As memórias são uma espécie de melancolia afadigada fincada na pele fina das mãos. As fotografias, polaroides poeirentas, são o tempo ali parado na esperança da eternidade. Um reino onde levamos coisas pequenas para colorir. O poder de esmagar o tempo e o espaço e correr desnorteados. Por dentro do oceano à espera. Que a memória traga vozes. Um cais onde mais nada possa ancorar que não sejam palavras frágeis. Ou a súplica de uma carta.
Já queimámos incenso junto ao túmulo dos mortos. Construímos templos de pedra e pó e da nascente criámos rios. A vida vai-se escutando ao longe como música intemporal ou relógio sem ponteiros. Sabemos dos penhascos que a penumbra desgasta e do frio que nos cerca em certas noites. Desconhecemos quem segura as manhãs de bruma densa. Quem contém o caudal de uma ribeira nas mãos e impede o suicídio até ao mar. Quem ouve os sons do choro e constrói o silêncio lacunar? Já não existem anjos no alto de arranha-céus.
Aprendemos que em trilhos clamados não serena a voz. Somos algas ou crinas numa floresta. Entrelaçamos nos dedos as rendas asfixiadas de certas janelas. Somos a explosão de ramos que trepamos para tocar a nudez do mundo, uma blasfémia que devemos à loucura e à chuva ininterrupta.

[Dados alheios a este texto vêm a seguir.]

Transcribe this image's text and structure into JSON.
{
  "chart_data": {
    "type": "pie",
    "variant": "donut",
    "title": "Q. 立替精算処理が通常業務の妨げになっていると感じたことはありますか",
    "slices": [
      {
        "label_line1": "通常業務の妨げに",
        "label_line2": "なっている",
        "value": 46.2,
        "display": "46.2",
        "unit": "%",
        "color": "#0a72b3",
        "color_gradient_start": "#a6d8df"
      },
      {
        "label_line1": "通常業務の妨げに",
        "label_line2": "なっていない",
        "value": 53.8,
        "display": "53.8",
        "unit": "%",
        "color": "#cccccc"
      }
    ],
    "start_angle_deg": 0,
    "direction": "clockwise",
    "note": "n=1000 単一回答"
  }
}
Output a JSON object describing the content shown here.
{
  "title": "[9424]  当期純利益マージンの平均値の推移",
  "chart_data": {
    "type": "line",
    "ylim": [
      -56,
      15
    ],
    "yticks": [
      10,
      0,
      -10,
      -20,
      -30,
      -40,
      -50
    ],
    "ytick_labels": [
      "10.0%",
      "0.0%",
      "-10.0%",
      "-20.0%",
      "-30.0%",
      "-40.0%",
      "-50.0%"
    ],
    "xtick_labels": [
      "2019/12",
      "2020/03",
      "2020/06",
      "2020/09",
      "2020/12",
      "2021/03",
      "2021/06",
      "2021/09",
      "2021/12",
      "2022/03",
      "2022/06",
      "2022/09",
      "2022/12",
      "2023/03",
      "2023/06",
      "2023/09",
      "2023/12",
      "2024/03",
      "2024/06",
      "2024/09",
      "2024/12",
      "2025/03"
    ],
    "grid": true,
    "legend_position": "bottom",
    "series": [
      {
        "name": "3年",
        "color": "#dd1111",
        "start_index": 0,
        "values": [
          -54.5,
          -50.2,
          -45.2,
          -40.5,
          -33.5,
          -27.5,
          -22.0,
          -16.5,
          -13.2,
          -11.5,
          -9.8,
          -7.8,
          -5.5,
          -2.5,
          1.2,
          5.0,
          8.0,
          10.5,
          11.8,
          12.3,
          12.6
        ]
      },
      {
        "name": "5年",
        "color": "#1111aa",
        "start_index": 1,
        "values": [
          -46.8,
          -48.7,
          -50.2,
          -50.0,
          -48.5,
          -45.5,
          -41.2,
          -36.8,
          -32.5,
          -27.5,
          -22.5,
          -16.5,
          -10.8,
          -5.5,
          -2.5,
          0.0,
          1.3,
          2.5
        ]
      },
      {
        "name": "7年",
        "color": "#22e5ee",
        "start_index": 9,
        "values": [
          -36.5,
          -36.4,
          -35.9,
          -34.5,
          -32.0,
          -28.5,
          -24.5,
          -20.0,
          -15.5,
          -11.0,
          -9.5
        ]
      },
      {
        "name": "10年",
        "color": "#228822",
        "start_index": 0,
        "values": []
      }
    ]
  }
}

De cima observamos os navios e o cais que não existe. Às vezes, sentados, pintamos paisagens e amamos a erva encharcada onde sossegamos os pés. O céu está mesmo ali e cai. Uma nuvem turva a quietude que os deuses ateiam. Vozes entoam cânticos de trás para a frente e a cabeça arde enquanto os olhos se derramam.
Nunca uma litania teve o dom de nos enfraquecer. De arrancar sangue do vazio da terra. Antes abrir as cortinas poeirentas dos sonhos, vestir um casaco velho e rafado, enfiar o gorro de lã dos dias frios e escrever o que o engano dita. Ou reescrever um livro onde repousar os dedos. Dobrar as esquinas das manhãs rasantes de orvalho. Confiar infinitamente nas promessas. E adormecer com claridade nos ombros.
Numa fracção de segundo uma nuvem dissipa-se como se solta de uma grua. O trote de um cavalo breve leva-nos a uma estrada sem fim. O tracejado branco no asfalto negro a guiar-nos. Inspiramos fundo e seguimos. Afinal as memórias somos nós com elas. Mostram-nos mapas amarelecidos onde sobressaem ancoradouros e enseadas. Onde nunca atracamos, mas sabemos que um dia existiram águas límpidas apenas para descansar o olhar.